Il se perd, cet homme, en Inde. Cet homme dont on ne sait rien, sauf qu’il a violemment aimé, voilà des années, une femme nommée Joy Archer. Elle vivait en Inde et il l’avait rencontrée par hasard au cours d’un voyage. S’il n’a rien oublié de leur passion fulgurante, il n’avait plus eu de nouvelles d’elle jusqu’à cette lettre énigmatique qu’elle lui a envoyée il y a peu. Alors il est parti à sa recherche. Mais qui est, au fond, Joy Archer ? Le narrateur se fait enquêteur, archéologue aussi, penché sur les vestiges de leur amour. Ambiance moite, mystères opaques, incertitude et irrésolution, la première nouvelle de ce recueil nous plonge dans ce qui fait l’essence même de l’écriture de François Emmanuel. Une écriture que l’on pourrait qualifier de proustienne si le terme n’avait pas été si galvaudé. L’auteur de « La question humaine », de « Regarde la vague » ou encore du « Vent dans la maison » prolonge ici un propos entamé dans des textes précédents, notamment dans « Cheyenn », paru en 2011 : la disparition.

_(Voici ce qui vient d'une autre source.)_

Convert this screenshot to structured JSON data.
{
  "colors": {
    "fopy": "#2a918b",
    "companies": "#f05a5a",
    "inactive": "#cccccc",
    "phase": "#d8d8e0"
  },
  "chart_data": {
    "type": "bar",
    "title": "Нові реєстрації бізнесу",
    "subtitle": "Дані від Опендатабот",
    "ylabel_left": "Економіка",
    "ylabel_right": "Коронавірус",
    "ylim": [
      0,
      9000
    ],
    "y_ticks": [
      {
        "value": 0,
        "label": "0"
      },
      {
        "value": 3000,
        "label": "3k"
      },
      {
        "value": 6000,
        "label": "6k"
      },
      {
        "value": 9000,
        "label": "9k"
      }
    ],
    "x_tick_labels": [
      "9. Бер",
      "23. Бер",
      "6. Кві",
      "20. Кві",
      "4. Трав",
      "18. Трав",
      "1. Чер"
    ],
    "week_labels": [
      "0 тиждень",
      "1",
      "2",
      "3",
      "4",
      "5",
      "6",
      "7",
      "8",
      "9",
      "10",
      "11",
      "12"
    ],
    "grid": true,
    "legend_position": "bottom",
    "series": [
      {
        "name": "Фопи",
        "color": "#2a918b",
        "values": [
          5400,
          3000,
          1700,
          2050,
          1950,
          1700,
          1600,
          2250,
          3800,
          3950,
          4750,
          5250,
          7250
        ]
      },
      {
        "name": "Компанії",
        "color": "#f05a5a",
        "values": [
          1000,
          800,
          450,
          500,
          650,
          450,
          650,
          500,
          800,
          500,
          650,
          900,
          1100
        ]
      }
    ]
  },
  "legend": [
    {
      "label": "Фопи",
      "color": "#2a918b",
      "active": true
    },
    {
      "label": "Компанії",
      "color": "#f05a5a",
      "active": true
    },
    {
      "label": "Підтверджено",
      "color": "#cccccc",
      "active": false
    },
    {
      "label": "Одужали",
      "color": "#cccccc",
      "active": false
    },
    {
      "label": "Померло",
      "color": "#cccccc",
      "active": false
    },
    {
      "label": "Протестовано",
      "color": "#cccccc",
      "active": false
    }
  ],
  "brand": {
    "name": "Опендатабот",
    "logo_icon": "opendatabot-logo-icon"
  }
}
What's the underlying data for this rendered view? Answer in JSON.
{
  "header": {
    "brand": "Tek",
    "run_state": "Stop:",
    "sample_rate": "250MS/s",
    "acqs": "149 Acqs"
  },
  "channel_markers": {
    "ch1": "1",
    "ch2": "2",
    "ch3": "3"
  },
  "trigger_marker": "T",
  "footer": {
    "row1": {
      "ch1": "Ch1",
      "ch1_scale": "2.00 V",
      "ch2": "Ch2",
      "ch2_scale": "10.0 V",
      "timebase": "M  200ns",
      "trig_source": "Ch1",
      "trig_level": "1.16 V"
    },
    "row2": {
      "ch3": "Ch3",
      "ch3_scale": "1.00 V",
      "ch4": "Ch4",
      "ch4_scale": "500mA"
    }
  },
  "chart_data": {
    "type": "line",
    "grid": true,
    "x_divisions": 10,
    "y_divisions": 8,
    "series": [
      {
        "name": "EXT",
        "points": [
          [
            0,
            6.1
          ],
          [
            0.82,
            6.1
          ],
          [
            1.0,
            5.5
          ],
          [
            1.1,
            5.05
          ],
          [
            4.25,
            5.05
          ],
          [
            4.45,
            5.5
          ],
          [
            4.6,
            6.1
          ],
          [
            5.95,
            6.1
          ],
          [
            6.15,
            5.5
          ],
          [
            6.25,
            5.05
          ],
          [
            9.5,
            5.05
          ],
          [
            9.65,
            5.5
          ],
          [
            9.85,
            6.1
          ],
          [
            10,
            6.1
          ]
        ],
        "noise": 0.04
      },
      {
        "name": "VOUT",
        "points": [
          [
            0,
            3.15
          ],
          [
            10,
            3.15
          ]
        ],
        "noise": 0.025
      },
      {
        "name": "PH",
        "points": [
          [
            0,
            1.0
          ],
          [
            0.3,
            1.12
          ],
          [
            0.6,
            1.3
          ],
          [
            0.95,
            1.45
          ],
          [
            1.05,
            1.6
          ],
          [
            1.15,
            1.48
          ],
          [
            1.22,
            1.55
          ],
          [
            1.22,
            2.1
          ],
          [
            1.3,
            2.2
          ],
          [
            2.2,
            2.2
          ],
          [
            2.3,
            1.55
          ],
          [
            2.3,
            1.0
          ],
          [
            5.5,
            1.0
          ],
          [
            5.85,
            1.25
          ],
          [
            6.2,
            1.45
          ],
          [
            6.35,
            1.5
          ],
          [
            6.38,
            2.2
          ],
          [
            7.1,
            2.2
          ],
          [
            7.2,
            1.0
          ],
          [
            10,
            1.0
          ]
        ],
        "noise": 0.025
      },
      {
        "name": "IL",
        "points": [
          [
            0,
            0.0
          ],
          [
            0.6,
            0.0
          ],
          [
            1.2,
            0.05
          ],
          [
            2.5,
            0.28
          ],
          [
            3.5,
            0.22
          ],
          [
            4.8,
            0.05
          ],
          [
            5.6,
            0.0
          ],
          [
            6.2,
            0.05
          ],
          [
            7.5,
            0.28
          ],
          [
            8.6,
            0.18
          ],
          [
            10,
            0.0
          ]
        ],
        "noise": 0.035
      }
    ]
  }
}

Disparition des êtres aimés que l’on n’a pas assez questionnés et qui nous laissent, pour l’éternité, en proie à nos doutes, nos interrogations, nos remords. Dans la deuxième nouvelle, un homme reçoit un curieux message signé du mari d’une ancienne amante : il le convoque, littéralement, et veut le rencontrer pour parler d’elle, dont on ne saura que la première lettre du prénom, L., elle qui a disparu. La dernière nouvelle est peut-être la plus riche de ce recueil auquel d’ailleurs elle donne son titre. Un grand écrivain de langue espagnole vient de mourir. Dans sa maison au bord de la plage, fermée comme un bunker, s’affrontent sa deuxième épouse, la superficielle et médiatique Maria Tarai, et sa fille Xénia, beauté mystérieuse et intense. Le narrateur se déplace comme une ombre dans les corridors de la maison. Il est le secrétaire du grand écrivain, et à ce titre connait ses secrets les plus intimes. Mais que doit-on trahir pour rester fidèle ?
François Emmanuel nous touche au plus profond de nous-mêmes, faisant surgir des images, des émotions, par une phrase qui cherche à être au plus près des sensations, s’éloigne en digressions pour, toujours, trouver le mot juste.